The FIC elucidated how rushing to close clients’ bank accounts was a premature step arising from political and nefarious reasons, which has nothing to do with the framework as laid out in the law, nor did the agency accept a bank’s explanation that closure was done as a last resort. This was just used to justify and hide the real nefarious reasons to achieve political aims which has nothing to do with the aim to protect our country from money laundering, sanction busting etc.

The FIC said it had informed the banks that it did not appreciate the process of closing a customer’s account because it would not then be able to freeze funds once an account was closed and the money removed, this injunction by FIC to the banks is totally ignored.

The FIC, whose mandate it is to watch out for signs of money laundering, terror financing and identifying the proceeds of crime, states in its 2016/17 annual report, that the FIC Act does not effectively give banks unlimited power. The act, not banks and other businesses, is the authority on defining what is a domestic or foreign prominent influential person.

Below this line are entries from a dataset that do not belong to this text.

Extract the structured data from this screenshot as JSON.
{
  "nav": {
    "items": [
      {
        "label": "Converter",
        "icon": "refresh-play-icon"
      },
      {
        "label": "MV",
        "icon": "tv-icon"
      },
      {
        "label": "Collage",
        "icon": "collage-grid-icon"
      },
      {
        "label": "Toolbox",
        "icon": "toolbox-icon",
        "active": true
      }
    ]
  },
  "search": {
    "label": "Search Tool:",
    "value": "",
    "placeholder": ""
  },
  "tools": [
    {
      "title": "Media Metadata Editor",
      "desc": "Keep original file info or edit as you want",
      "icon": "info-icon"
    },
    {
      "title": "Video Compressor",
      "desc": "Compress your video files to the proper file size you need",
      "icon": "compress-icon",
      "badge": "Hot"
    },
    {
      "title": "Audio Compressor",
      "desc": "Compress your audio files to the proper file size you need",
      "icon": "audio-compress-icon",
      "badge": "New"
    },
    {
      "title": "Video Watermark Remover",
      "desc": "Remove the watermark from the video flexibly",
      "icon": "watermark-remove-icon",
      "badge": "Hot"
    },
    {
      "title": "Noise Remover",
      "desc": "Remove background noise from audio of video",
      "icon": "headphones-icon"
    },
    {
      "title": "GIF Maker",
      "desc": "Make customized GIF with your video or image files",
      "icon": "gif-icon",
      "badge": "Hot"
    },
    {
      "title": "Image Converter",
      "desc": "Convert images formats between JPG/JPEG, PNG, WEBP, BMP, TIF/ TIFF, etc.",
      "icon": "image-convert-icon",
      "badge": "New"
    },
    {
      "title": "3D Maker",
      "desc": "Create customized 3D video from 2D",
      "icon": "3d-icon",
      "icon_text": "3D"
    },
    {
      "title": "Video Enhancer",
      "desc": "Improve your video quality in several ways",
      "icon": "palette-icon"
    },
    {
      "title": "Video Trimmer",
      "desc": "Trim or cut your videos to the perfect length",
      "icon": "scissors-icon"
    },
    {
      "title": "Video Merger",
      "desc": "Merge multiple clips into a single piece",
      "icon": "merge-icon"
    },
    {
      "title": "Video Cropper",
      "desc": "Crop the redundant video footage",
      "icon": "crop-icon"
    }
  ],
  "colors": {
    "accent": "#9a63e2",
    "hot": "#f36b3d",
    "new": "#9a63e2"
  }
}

It was made abundantly clear that the act does not assume that prominent influential persons are involved in financial crime or associated with illicit financial flows – the risk-based approach serves to protect customers. It also does not empower the FIC or banks to investigate financial crimes or participate in criminal prosecutions. It was this assumption of using “prominent influential persons” as eminently involved in financial crime, which the banks used to personally victimise the person of Dr I Survé.

Further, the act does not invade the privacy and dignity of customers (Section 10 of the Constitution of the Republic of South Africa provides for the right to human dignity: “everyone has inherent dignity and the right to have their dignity respected and protected”. Human dignity is a central value of the objective, normative value system established by the Constitution), nor does it require financial and other institutions to avoid doing business with any category of customers or end their relationships with customers.

These racist banks have conveniently used or rather abused a noble clause in the act to thwart the legitimate aims of Dr Survé to pursue REAL Broad-Based Black Economic Empowerment (B-BBE). We must not forget that this section of the right to dignity was successfully used by Western Cape Judge President Judge John Hlophe in his case against Constitutional Court justices.

Contrary to the racist banks interpretation, the act advocates for a lower administrative burden for most customers when conducting business with banks, and enhanced due diligence for prominent influential persons who might be targets of financial crimes or in a higher risk category than most customers.

At the standing committee on finance presentation in Parliament, several MPs on the committee raised their concern regarding some regulations and processes currently in place, stating that both the National Treasury and the FIC thought that banks needed to adopt a risk-based approach, as opposed to the current rules-based approach, which created several hurdles for citizens.

It has been found as the finance minister himself pointed out that the banks conveniently attach themselves to their obligations in terms of contract law which give the convenient excuse to ignore their obligations under the FIC Act. The contract which each account holder signs with the bank conveniently gives them the excuse to implement a rules-based approach and thus justify closing certain individual’s accounts instead of using a risk-based approach as envisioned by the FIC Act.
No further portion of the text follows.